È una domanda importante. Sono venuti a cadere i canoni educativi a cui facevamo riferimento fino a trent’anni fa. Giusti o sbagliati che fossero, ma c’erano ed erano importanti perché segnavano l’educazione di un ragazzo, magari certo anche nel male e lì si doveva in un modo o nell’altro porre rimedio. Mi spiego meglio con la figura degli arcipelaghi cara ai postmoderni. Con la caduta dei grandi sistemi, pensiamo al Muro di Berlino, con la caduta delle grandi riflessioni si è, infatti, cominciato a parlare di piccole narrazioni, gli arcipelaghi appunto. Si è sdoganato un modo di pensare e agire individuale, perché quello che prima era ritenuto importante è stato visto come restrittivo. Dalla collettività si è passati all’individualità, ciò che ha portato a privilegiare il sé nei confronti degli altri. Questo taglio delle relazioni ha portato a privilegiare il concetto di esperienze, di libertà, di autoimprenditorialità che pur essendo aspetti importanti della vita di una persona confondono il fine con il mezzo. Se dico a un ragazzo che sta commettendo una sciocchezza, lui mi risponde che non posso impedirgli di vivere la vita che vuole vivere, senza però minimamente porsi la questione del senso della vita che sta vivendo. Qualcuno potrebbe dirmi che non sono io che devo dirglielo, invece qui casca l’asino: è la collettività infatti che deve mettersi d’accordo sul tipo di vita che vogliamo vivere. Perché altrimenti i ragazzi percependo di essere un insieme di isole, anziché esseri sociali, vivono con sofferenza. Altro esempio. Quante possibilità oggi ha un ragazzo di spendere denaro nel tragitto che collega la stazione di Locarno alle scuole professionali? Ad ogni piè sospinto. Oggi, dunque, i ragazzi sono considerati dei consumatori e non degli individui. Ed è chiaro che se li consideriamo consumatori, la loro risposta sarà da consumatori. Purtroppo siamo noi adulti che abbiamo messo loro sul tavolo questo tipo di modalità di relazione. Dopo è chiaro che per un ragazzo è difficile sottrarsi, è bello vivere quel mondo lì in quel momento lì, ma tutto questo genera poi degli scompensi.
È possibile far rientrare questi ragazzi e il loro disagio in una statistica?
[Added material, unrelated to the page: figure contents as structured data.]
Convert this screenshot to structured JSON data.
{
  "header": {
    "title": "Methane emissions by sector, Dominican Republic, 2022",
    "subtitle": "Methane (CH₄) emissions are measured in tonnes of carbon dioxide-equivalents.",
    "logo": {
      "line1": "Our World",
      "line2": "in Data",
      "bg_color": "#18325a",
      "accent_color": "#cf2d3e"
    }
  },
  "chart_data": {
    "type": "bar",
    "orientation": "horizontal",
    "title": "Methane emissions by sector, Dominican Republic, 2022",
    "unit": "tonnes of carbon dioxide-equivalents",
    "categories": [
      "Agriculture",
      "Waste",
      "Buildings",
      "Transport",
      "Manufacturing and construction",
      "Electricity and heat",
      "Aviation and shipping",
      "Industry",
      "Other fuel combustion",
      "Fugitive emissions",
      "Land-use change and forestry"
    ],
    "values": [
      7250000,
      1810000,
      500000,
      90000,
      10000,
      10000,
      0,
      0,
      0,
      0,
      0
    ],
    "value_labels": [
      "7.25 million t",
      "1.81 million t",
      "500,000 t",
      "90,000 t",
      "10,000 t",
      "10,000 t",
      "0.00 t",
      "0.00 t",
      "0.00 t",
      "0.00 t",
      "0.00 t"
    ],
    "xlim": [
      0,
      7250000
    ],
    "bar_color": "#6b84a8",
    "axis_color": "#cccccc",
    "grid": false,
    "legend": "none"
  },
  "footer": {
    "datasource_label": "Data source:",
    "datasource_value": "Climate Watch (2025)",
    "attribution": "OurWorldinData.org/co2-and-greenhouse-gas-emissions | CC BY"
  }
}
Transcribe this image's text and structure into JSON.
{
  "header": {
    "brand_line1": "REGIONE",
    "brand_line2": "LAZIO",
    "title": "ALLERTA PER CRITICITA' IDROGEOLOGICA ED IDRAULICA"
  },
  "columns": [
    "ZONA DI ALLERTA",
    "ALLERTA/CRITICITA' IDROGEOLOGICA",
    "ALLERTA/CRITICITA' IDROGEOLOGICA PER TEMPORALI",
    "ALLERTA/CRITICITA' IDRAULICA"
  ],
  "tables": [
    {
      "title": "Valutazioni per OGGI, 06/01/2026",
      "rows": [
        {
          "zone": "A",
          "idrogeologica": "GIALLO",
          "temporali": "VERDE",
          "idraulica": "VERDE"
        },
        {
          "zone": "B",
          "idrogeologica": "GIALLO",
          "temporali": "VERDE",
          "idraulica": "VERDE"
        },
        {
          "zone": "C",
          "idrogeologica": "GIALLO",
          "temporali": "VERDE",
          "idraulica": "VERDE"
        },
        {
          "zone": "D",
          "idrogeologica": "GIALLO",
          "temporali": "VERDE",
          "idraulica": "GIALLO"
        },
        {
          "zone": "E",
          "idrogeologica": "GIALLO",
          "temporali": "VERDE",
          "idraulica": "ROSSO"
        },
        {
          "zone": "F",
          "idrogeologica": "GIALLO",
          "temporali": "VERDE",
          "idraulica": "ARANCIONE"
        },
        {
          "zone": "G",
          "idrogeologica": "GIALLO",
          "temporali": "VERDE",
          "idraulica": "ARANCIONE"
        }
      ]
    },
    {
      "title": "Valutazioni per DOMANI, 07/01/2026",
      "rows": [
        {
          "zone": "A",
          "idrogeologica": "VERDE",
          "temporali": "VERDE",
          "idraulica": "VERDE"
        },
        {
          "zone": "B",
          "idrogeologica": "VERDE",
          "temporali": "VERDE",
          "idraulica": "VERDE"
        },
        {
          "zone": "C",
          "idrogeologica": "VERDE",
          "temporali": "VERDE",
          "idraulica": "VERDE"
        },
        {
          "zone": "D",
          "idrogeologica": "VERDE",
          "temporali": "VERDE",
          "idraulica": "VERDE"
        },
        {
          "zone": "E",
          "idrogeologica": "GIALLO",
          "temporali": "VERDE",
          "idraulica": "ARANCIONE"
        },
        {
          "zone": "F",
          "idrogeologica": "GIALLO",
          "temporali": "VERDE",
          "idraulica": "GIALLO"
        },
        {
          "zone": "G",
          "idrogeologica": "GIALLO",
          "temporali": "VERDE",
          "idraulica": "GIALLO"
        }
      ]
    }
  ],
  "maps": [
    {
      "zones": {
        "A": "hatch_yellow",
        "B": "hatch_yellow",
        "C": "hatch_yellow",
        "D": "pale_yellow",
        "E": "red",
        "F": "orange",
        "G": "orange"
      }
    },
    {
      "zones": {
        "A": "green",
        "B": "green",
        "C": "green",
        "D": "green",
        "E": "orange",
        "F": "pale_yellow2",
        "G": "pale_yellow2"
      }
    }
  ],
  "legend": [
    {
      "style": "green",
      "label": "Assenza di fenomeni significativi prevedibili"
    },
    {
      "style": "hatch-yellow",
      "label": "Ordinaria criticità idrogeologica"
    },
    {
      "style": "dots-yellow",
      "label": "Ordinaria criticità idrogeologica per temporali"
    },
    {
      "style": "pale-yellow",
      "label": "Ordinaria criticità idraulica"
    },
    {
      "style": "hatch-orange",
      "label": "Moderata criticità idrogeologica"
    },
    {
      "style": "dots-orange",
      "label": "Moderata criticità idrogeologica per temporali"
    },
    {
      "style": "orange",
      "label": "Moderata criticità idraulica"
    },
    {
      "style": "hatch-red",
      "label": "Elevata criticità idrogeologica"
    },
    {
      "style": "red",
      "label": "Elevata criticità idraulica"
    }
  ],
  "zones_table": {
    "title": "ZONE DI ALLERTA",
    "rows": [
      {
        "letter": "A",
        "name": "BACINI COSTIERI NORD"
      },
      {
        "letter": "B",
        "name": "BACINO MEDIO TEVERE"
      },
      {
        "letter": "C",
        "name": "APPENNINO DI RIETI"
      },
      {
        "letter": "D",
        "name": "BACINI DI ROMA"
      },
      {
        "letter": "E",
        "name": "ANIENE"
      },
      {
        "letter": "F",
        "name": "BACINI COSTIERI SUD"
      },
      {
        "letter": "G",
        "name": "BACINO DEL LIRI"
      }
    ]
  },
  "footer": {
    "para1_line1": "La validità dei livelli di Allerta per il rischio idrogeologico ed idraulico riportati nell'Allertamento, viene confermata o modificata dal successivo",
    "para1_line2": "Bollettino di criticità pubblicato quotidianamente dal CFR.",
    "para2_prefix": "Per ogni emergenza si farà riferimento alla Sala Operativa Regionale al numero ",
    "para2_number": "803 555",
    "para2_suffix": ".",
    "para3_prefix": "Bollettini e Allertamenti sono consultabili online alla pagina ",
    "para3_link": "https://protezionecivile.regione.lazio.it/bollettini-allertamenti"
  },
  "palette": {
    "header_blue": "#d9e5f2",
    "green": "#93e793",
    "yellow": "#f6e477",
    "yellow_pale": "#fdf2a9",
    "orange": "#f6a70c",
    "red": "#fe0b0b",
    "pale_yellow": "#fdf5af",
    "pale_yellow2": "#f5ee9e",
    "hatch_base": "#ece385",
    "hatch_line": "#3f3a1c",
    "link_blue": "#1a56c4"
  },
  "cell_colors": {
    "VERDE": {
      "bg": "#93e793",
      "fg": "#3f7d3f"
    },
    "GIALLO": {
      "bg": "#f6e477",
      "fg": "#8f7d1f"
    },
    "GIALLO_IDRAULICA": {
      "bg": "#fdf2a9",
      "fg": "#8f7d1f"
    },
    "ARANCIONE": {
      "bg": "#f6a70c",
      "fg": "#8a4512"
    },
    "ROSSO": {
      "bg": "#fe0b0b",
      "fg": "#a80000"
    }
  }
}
È difficile rispondere, ma sicuramente sono molti di più di quanto noi crediamo. È un pentolone che sta bollendo, non è ancora arrivato a temperatura per esplodere, ma ci siamo quasi. Perché se lei chiedesse a qualche clinica psichiatrica quanti posti disponibili hanno per ragazzi adolescenti o pre-adolescenti si sentirebbe rispondere che sono tutti già occupati. Ma ci rendiamo conto? Se già in così poco tempo siamo riusciti come società a causare tutti questi danni, non oso immaginare cosa capiterà fra 15-20 anni, quando questi giovani saranno diventati degli adulti. Cosa possiamo fare? La voglio provocare… Chiuderei la scuola per un anno e porterei i ragazzi a fare esperienze di tutt’altro genere per stare insieme, per vivere insieme, per maturare relazioni significative, per riportarli a sé stessi attraverso gli altri. È questo che manca oggi, perché gli altri per i ragazzi non esistono e quando li vedono sono il frutto dell’intelligenza artificiale! Il concetto di competitività fa prevalere il ‘mors tua vita mea’, fino però a ritrovarsi veramente da soli.